HTML Entities Encoder/Decoder

Encode and decode HTML special characters and entities.

Convert reserved HTML characters into their entity equivalents (&&) or decode an existing entity-encoded string back to plain text. Supports both named entities and numeric (decimal and hex) forms.

Common use cases: safely embedding user-typed content in templates that don't auto-escape, decoding scraped HTML for processing, prepping snippets for documentation that displays code as text, and inspecting what an old system's entity-encoded output actually says.

Decode

Encode

Frequently asked questions

When do I need to encode HTML entities?
Whenever user-supplied or external text gets rendered as HTML. The five characters that absolutely must be escaped in HTML text content are &, <, >, " and ' — skipping any of them in a context where they're reserved is how you get broken markup or XSS vulnerabilities.
Why are there both named entities (&amp;) and numeric entities (&#38;)?
Named entities are easier to read; numeric (decimal or hex) entities work for any Unicode character. Modern HTML5 has named entities for over 2000 characters, but numeric is universally portable — useful when the recipient parser may be old.
Will this break my emojis or non-Latin characters?
No — only HTML-reserved characters are encoded.
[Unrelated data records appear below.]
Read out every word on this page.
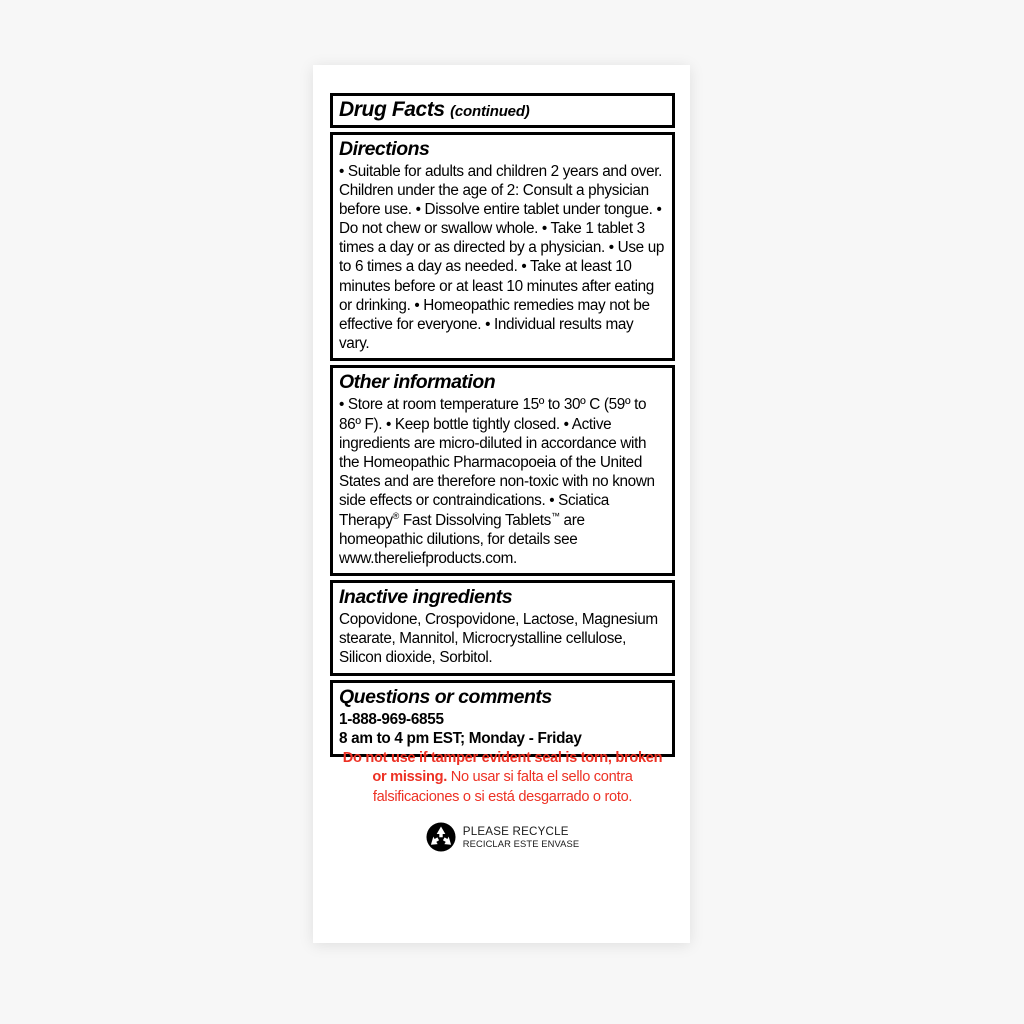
Drug Facts (continued)
Directions
• Suitable for adults and children 2 years and over. Children under the age of 2: Consult a physician before use. • Dissolve entire tablet under tongue. • Do not chew or swallow whole. • Take 1 tablet 3 times a day or as directed by a physician. • Use up to 6 times a day as needed. • Take at least 10 minutes before or at least 10 minutes after eating or drinking. • Homeopathic remedies may not be effective for everyone. • Individual results may vary.
Other information
• Store at room temperature 15º to 30º C (59º to 86º F). • Keep bottle tightly closed. • Active ingredients are micro-diluted in accordance with the Homeopathic Pharmacopoeia of the United States and are therefore non-toxic with no known side effects or contraindications. • Sciatica Therapy® Fast Dissolving Tablets™ are homeopathic dilutions, for details see www.thereliefproducts.com.
Inactive ingredients
Copovidone, Crospovidone, Lactose, Magnesium stearate, Mannitol, Microcrystalline cellulose, Silicon dioxide, Sorbitol.
Questions or comments
1-888-969-6855
8 am to 4 pm EST; Monday - Friday
Do not use if tamper evident seal is torn, broken or missing. No usar si falta el sello contra falsificaciones o si está desgarrado o roto.
PLEASE RECYCLE
RECICLAR ESTE ENVASE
Emojis, CJK text, and accented Latin characters pass through unchanged unless you opt into encoding all non-ASCII.
Can this prevent XSS attacks?
Encoding is necessary but not sufficient. You still need to use context-appropriate escaping: HTML body, HTML attribute, JS string, and URL contexts each have different escaping rules. For user input rendered to HTML, prefer a templating engine that escapes by default plus a sanitizer like DOMPurify for HTML that must contain markup.